Protein Portal: Enzyme acts as door for the SARS virus

A year ago, a mystery virus began to kill people in China. Causing an illness dubbed severe acute respiratory syndrome (SARS), the virus quickly spread beyond Asia and for a few months stirred fears of a worldwide epidemic.

With stunning speed, scientists identified the virus and decoded its genetic sequence (SN: 4/26/03, p. 262: Out of China: SARS virus’ genome hints at independent evolution). Now, a research team has claimed victory in the race to identify the cellular receptor–the protein to which the virus attaches when it infects cells–for the SARS virus. Since the protein turned out to be a well-known one that had previously been implicated in heart disease, drugs that target the receptor are already under development. Some of those same compounds might serve as antiviral medications for SARS patients, say researchers.

Michael Farzan of Brigham and Women’s Hospital in Boston and his colleagues went fishing for the receptor with a lure made of the molecule on the surface of the SARS virus that docks with the cell’s receptor. They burst monkey-kidney cells, which the virus easily infects, and then cast the viral-surface molecule into the resulting debris.

The SARS-receptor molecule latched on to three proteins, but only one of these, angiotensin-converting enzyme 2 (ACE2), is typically found on the surface of mammalian cells.

Several subsequent experiments, reported in the Nov. 27 Nature, make the case that the human form of ACE2 is a SARS-virus receptor. First, human-kidney cells engineered to produce ACE2 fuse with cells engineered to make the SARS virus’ surface molecule. Second, cells engineered to mass-produce ACE2 were more readily infected by the SARS virus than were normal cells. Third, an antibody to ACE2 slowed the replication of the virus in cells bearing the enzyme.

“We nailed it. It’s lock-solid” that ACE2 is a receptor for the SARS virus, says Farzan.

Another virologist trying to identify the receptor agrees. The results are “very convincing,” says Dimiter S. Dimtrov of the National Cancer Institute in Frederick, Md. “It’s absolutely amazing how quickly they did this.”

Until now, ACE2 has largely interested cardiologists. Several decades ago, physicians began using inhibitors of a similar enzyme, ACE, to treat high blood pressure and heart disease. A few years ago, scientists discovered ACE2 and began to look for compounds that block its activities. There’s a good correspondence between tissues that make ACE2–the heart, lungs, and kidneys, for example–and ones affected by the SARS virus, notes Farzan.

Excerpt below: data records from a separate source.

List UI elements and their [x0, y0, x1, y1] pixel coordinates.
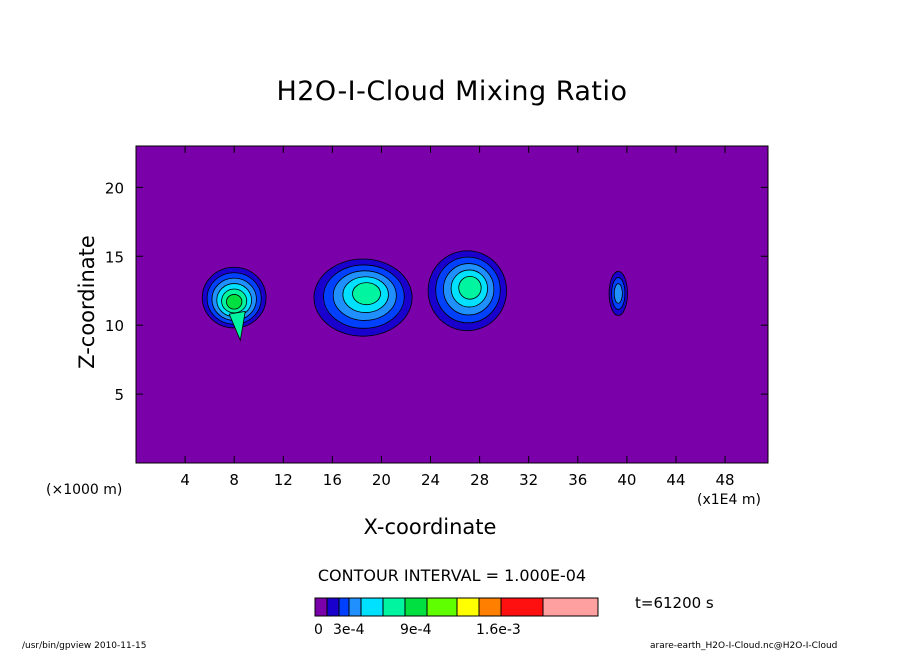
x-tick-label: 16: [323, 471, 342, 489]
x-tick-label: 48: [716, 471, 735, 489]
colorbar-swatch: [348, 597, 362, 617]
colorbar-tick-label: 3e-4: [333, 622, 365, 638]
x-tick-label: 12: [274, 471, 293, 489]
colorbar-swatch: [456, 597, 480, 617]
colorbar-swatch: [338, 597, 350, 617]
y-axis-label: Z-coordinate: [75, 235, 99, 369]
colorbar-swatch: [404, 597, 428, 617]
colorbar-swatch: [314, 597, 328, 617]
colorbar-tick-label: 1.6e-3: [476, 622, 521, 638]
contour-cell-level: [613, 283, 623, 304]
x-tick-label: 28: [470, 471, 489, 489]
contour-cells: [201, 250, 628, 342]
colorbar-swatch: [360, 597, 384, 617]
y-tick-label: 5: [114, 386, 124, 404]
x-tick-label: 44: [666, 471, 685, 489]
x-tick-label: 36: [568, 471, 587, 489]
colorbar-swatch: [326, 597, 340, 617]
x-axis-label: X-coordinate: [363, 515, 497, 539]
contour-cell-tail: [228, 310, 246, 342]
colorbar-swatch: [500, 597, 544, 617]
x-tick-label: 4: [180, 471, 190, 489]
chart-title: H2O-I-Cloud Mixing Ratio: [276, 76, 628, 107]
footer-left: /usr/bin/gpview 2010-11-15: [22, 641, 147, 651]
x-tick-label: 8: [229, 471, 239, 489]
x-tick-label: 20: [372, 471, 391, 489]
x-tick-label: 32: [519, 471, 538, 489]
y-tick-label: 10: [105, 317, 124, 335]
colorbar-tick-label: 9e-4: [400, 622, 432, 638]
plot-frame: [135, 145, 769, 464]
y-tick-label: 20: [105, 179, 124, 197]
x-unit-note: (×1000 m): [46, 482, 123, 498]
colorbar-tick-label: 0: [314, 622, 323, 638]
x-axis-ticks: 4 8 12 16 20 24 28 32 36 40 44 48: [180, 146, 735, 489]
colorbar-swatch: [382, 597, 406, 617]
x-tick-label: 24: [421, 471, 440, 489]
time-label: t=61200 s: [635, 594, 714, 612]
y-axis-ticks: 5 10 15 20: [105, 179, 768, 404]
x-tick-label: 40: [617, 471, 636, 489]
colorbar: [314, 597, 599, 617]
contour-cell-level: [458, 275, 482, 300]
colorbar-swatch: [542, 597, 599, 617]
colorbar-swatch: [426, 597, 458, 617]
contour-interval-label: CONTOUR INTERVAL = 1.000E-04: [317, 566, 587, 585]
footer-right: arare-earth_H2O-I-Cloud.nc@H2O-I-Cloud: [650, 641, 838, 651]
contour-cell-level: [226, 294, 243, 310]
contour-cell-level: [352, 282, 381, 306]
y-tick-label: 15: [105, 248, 124, 266]
x-unit-note-right: (x1E4 m): [697, 492, 761, 508]
colorbar-swatch: [478, 597, 502, 617]
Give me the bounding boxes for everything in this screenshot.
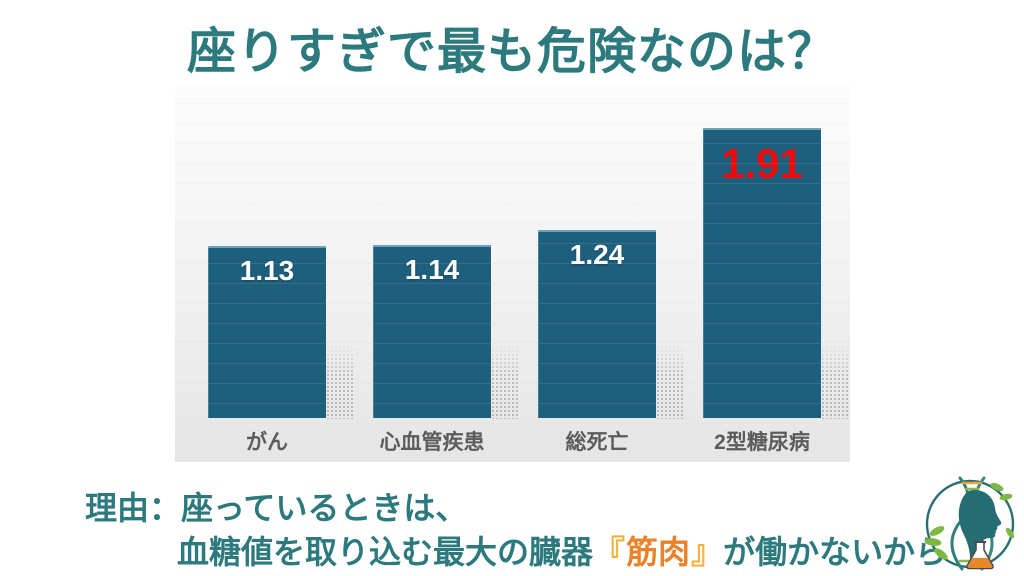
page-title: 座りすぎで最も危険なのは？ bbox=[186, 25, 837, 79]
reason-line-2: 血糖値を取り込む最大の臓器『筋肉』が働かないから bbox=[177, 527, 947, 573]
bar-1: 1.14 bbox=[373, 245, 518, 419]
bar-halftone-shadow-0 bbox=[326, 345, 353, 419]
category-label-1: 心血管疾患 bbox=[379, 431, 485, 454]
dna-head-science-logo bbox=[924, 476, 1015, 571]
bar-0: 1.13 bbox=[208, 246, 353, 419]
bar-halftone-shadow-1 bbox=[491, 345, 518, 419]
bar-value-3: 1.91 bbox=[721, 140, 803, 187]
bar-2: 1.24 bbox=[538, 230, 683, 419]
bar-value-0: 1.13 bbox=[239, 255, 295, 286]
bar-halftone-shadow-3 bbox=[821, 345, 848, 419]
reason-line2-suffix: が働かないから bbox=[723, 534, 948, 570]
muscle-highlight: 筋肉 bbox=[626, 534, 691, 570]
bracket-open: 『 bbox=[593, 534, 626, 570]
bracket-close: 』 bbox=[691, 534, 724, 570]
flask-icon bbox=[966, 541, 994, 570]
head-profile-icon bbox=[958, 490, 1002, 559]
bar-value-1: 1.14 bbox=[404, 254, 460, 285]
reason-line-1: 理由：座っているときは、 bbox=[85, 490, 468, 526]
category-label-0: がん bbox=[246, 431, 288, 454]
category-label-2: 総死亡 bbox=[565, 431, 629, 454]
bar-value-2: 1.24 bbox=[569, 239, 625, 270]
bar-3: 1.91 bbox=[703, 128, 848, 419]
chart-panel: 1.13 がん 1.14 心血管疾患 1.24 総死亡 1.91 2型糖尿病 bbox=[175, 84, 850, 462]
leaves-icon bbox=[924, 482, 1015, 560]
reason-line2-prefix: 血糖値を取り込む最大の臓器 bbox=[177, 534, 594, 570]
category-label-3: 2型糖尿病 bbox=[714, 431, 810, 454]
bar-halftone-shadow-2 bbox=[656, 345, 683, 419]
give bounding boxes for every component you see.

He and his colleagues are now looking into whether known ACE2 inhibitors block the SARS virus from cells. It’s possible that these inhibitors may thwart ACE2’s function but still allow the virus to grab onto the enzyme, cautions Farzan.

Gary Nabel, director of the National Institutes of Health Vaccine Research Center in Bethesda, Md., calls the new work a “fascinating discovery” but notes that the SARS virus may exploit proteins other than ACE2 as receptors.